Romanzo di pochi anni e molte fortune, La cena di Hermann Koch racconta la collisione tra due coppie borghesi durante una lunga serata al ristorante, a causa di un crimine commesso in combutta dai loro figli adolescenti – un lui e una lei – teenager viziati e superficiali. L’unità di luogo, unita al tema, rende oggi il soggetto troppo simile a quello del Dio del massacro di Yasmina Reza, da cui tre anni fa Roman Polanski ha tratto Carnage con esiti pressoché imbattibili. Si capisce allora perché Ivano De Matteo abbia deciso di ripensare il libro in un film che allarga lo scenario alle vite private dei due padri e fratelli, un chirurgo pediatrico e un avvocato dagli scarsi scrupoli, alle loro mogli e ai loro ragazzi.

Dove però Polanski arricchiva di sfumature la solita predica sulla doppia morale borghese, grazie alla costante vena di umorismo nero (e lì bisogna ringraziare la penna formidabile della Reza) e all’istrionismo degli attori, De Matteo si appoggia a più ovvi umori drammatici, pescando facile nel repertorio di Lo Cascio e della Mezzogiorno, ma finendo servito meglio da Alessandro Gassman e Barbora Bobulova, che lavorano sempre di sottrazione. Non aiutano di certo nessuno i dialoghi, né scenografie e luci, tutte di sensibilità televisiva, cosa che dopo aver visto in concorso i film di Munzi e Costanzo stride ancora di più.

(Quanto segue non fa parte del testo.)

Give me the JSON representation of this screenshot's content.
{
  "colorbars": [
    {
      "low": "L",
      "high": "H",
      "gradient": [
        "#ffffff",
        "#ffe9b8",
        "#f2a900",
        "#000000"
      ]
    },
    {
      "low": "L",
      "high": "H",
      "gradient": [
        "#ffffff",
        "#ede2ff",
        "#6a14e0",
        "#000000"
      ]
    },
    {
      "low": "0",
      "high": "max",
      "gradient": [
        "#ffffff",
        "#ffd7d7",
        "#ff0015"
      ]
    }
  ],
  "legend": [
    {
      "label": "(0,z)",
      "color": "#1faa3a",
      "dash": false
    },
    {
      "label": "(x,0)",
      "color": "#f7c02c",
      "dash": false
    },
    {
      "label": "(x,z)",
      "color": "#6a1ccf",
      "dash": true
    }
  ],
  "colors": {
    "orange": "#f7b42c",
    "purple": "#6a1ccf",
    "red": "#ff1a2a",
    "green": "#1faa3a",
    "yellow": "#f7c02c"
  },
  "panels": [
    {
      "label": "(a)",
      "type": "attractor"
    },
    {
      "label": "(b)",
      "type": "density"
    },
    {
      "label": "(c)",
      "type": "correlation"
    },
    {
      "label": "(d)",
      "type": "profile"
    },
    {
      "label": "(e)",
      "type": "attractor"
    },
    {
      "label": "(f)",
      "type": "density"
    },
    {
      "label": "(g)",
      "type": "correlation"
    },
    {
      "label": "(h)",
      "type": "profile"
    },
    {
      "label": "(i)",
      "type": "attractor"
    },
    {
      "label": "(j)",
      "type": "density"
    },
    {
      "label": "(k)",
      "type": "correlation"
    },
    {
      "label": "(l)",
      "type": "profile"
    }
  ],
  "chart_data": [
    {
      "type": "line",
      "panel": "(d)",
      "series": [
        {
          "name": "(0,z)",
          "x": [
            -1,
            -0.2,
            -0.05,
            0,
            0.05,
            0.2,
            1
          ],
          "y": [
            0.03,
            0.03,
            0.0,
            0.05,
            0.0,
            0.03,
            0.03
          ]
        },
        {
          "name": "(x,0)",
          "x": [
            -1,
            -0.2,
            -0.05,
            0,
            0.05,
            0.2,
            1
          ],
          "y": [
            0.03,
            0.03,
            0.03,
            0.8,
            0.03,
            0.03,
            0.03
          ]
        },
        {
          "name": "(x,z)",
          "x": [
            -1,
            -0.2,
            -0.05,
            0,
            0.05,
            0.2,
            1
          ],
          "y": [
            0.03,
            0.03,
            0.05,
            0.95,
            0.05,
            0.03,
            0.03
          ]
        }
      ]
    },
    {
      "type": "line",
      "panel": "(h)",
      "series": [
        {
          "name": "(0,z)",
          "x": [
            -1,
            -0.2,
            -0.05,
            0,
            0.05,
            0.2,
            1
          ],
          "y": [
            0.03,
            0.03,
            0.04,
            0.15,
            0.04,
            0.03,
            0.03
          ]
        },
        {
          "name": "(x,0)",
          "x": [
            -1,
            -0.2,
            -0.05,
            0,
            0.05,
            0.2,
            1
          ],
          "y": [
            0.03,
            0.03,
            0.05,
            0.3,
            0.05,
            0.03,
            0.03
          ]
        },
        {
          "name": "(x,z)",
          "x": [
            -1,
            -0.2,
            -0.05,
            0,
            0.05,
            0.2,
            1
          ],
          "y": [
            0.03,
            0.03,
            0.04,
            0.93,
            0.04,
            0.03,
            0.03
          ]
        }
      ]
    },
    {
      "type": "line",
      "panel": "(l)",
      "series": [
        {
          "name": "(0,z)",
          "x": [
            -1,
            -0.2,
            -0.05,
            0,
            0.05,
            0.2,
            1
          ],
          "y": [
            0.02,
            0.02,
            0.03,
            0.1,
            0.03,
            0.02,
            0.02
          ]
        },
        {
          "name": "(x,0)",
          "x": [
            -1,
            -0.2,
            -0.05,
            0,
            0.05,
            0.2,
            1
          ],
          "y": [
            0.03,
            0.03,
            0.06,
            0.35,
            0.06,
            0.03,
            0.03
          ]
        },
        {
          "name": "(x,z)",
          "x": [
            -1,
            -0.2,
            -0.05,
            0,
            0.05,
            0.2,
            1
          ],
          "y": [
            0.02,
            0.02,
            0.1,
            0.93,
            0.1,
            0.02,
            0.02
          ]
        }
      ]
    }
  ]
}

Come se non bastasse fa capolino il messaggio: «Non lasciate soli i vostri figli davanti a Internet, finiranno per diventare dei delinquenti», proposto con tale placida noncuranza, da sembrare quasi una provocazione. A salvare capra e cavoli interviene però l’argomento e il clima del film, che ne fanno una piattaforma perfetta per riflessioni da pranzo domenicale, girando attorno alla domanda “Tu che avresti fatto al posto suo?”.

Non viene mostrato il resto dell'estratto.